Nilus, a monk who had left his family in Egypt, to spend his life in prayer and study on the spot where Moses was appointed the legislator of Israel, describes these attacks upon his brethren, and he boasts over the Israelites that, notwithstanding their sufferings, the monks spent their whole lives cheerfully in those very deserts which God’s chosen people could not even pass through without murmuring. Nilus has left some letters and exhortations. It was then, probably, that the numerous inscriptions were made on the rocks at the foot of Mount Serbal, and on the path towards its sacred peak, which have given to one spot the name of Mokatteb, or the valley of writing. A few of these inscriptions are in the Greek language.
The Egyptian physicians had of old always formed a part of the priesthood, and they seem to have done much the same after the spread of Christianity. We find some monks named Parabalani, who owned the Bishop of Alexandria as their head, and who united the offices of physician and nurse in waiting on the sick and dying. As they professed poverty they were maintained by the state and had other privileges; and hence it was a place much sought after, and even by the wealthy. But to lessen this abuse it was ordered by an imperial rescript that none but poor people who had been rate-payers should be Parabalani; and their number was limited, first to five hundred, but afterwards, at the request of the bishop, to six hundred. A second charitable institution in Alexandria had the care of strangers and the poor, and was also managed by one of the priests.
Alexandria was fast sinking in wealth and population, and several new laws were now made to lessen its difficulties. One was to add a hundred and ten bushels of grain to the daily alimony of the city, the supply on which the riotous citizens were fed in idleness. By a second and a third law the five chief men in the corporation, and every man that had filled a civic office for thirty years, were freed from all bodily punishment, and only to be fined when convicted of a crime. Theodosius built a large church in Alexandria, which was called after his name; and the provincial judges were told in a letter to the prefect that, if they wished to earn the emperor’s praise, they must not only restore those buildings which were falling through age and neglect but must also build new ones.

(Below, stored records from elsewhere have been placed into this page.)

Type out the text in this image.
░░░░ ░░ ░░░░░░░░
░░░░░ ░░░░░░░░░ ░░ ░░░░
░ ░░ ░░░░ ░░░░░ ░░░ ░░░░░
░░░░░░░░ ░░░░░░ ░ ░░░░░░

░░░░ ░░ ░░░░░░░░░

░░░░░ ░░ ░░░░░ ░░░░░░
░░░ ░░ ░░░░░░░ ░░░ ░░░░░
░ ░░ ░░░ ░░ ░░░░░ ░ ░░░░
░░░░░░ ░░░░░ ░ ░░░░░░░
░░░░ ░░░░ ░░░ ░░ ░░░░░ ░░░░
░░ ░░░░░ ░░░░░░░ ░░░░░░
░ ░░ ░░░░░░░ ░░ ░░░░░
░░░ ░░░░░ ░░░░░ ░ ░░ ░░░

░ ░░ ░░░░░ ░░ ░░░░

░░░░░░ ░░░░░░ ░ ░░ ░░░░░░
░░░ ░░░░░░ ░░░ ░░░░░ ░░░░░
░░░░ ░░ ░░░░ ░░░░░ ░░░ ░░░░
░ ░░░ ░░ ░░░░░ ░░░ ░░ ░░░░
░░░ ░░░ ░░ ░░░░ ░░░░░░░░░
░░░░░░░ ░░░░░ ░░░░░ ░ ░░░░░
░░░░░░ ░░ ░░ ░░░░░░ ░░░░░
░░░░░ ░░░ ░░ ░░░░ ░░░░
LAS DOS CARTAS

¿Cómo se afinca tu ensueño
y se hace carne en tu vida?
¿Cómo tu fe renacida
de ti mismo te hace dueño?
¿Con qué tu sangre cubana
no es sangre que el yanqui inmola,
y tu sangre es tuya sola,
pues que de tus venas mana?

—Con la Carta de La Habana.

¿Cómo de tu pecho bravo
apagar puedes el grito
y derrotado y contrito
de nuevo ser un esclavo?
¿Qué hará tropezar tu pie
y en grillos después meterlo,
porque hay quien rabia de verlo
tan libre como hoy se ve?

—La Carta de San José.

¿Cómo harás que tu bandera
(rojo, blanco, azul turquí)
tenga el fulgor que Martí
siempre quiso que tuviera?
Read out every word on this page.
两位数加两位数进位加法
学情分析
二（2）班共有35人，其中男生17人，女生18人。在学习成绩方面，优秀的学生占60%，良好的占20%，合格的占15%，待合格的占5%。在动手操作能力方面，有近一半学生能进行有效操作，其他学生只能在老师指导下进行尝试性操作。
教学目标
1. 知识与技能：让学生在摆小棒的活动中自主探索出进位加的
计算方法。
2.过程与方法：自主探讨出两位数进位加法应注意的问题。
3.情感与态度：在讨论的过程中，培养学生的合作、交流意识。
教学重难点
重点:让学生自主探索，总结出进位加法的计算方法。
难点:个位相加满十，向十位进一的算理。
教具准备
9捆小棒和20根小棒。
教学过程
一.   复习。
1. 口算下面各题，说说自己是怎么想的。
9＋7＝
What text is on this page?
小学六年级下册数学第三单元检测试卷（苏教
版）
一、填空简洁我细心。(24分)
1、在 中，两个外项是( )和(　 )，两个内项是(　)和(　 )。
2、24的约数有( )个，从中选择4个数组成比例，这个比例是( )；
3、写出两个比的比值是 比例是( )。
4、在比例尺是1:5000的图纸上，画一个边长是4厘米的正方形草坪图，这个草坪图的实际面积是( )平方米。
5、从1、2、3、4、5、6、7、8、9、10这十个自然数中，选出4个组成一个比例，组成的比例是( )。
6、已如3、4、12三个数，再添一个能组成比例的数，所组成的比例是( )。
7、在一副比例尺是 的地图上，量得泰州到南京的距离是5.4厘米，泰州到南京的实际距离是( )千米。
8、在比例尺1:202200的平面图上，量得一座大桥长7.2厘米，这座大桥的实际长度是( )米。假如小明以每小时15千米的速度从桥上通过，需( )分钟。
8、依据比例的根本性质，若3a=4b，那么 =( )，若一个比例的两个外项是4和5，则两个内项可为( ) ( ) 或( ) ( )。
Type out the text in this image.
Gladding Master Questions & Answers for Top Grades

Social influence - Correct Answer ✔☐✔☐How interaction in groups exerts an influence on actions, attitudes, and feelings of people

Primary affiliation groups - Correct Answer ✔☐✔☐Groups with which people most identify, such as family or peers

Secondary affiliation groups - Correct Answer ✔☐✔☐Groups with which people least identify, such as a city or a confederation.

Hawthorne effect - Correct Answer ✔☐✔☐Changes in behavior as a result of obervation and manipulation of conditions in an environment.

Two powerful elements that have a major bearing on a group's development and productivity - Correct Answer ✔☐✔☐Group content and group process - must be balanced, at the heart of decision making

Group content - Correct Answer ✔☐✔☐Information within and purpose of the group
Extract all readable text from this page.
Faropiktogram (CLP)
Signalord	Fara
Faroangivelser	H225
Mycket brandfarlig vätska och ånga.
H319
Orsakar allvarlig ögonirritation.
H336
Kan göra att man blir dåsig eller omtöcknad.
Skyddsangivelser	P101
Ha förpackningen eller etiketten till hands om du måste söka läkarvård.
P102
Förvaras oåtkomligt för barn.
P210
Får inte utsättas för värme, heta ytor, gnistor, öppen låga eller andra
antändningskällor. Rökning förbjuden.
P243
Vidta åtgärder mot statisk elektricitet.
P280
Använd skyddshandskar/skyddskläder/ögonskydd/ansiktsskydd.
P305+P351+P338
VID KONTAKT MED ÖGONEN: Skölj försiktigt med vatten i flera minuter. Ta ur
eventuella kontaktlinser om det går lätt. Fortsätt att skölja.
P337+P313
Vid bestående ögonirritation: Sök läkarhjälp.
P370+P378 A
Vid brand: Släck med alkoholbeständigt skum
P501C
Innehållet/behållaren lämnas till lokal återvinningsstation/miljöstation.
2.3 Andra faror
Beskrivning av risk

Though the pagan philosophy had been much discouraged at Alexandria by the destruction of the temples and the cessation of the sacrifices, yet the philosophers were still allowed to teach in the schools. Syrianus was at the head of the Platonists, and he wrote largely on the Orphic, Pythagorean, and Platonic doctrines. In his Commentary on Aristotle’s Metaphysics he aims at showing how a Pythagorean or a Platonist would successfully answer Aristotle’s objections. He seems to look upon the writings of Plotinus, Porphyry, and Iamblichus as the true fountains of Platonic wisdom, quite as much as the works of the great philosopher who gave his name to the sect. Syrianus afterwards removed to Athens, to take charge of the Platonic school in that city, and Athens became the chief seat of Alexandrian Platonism.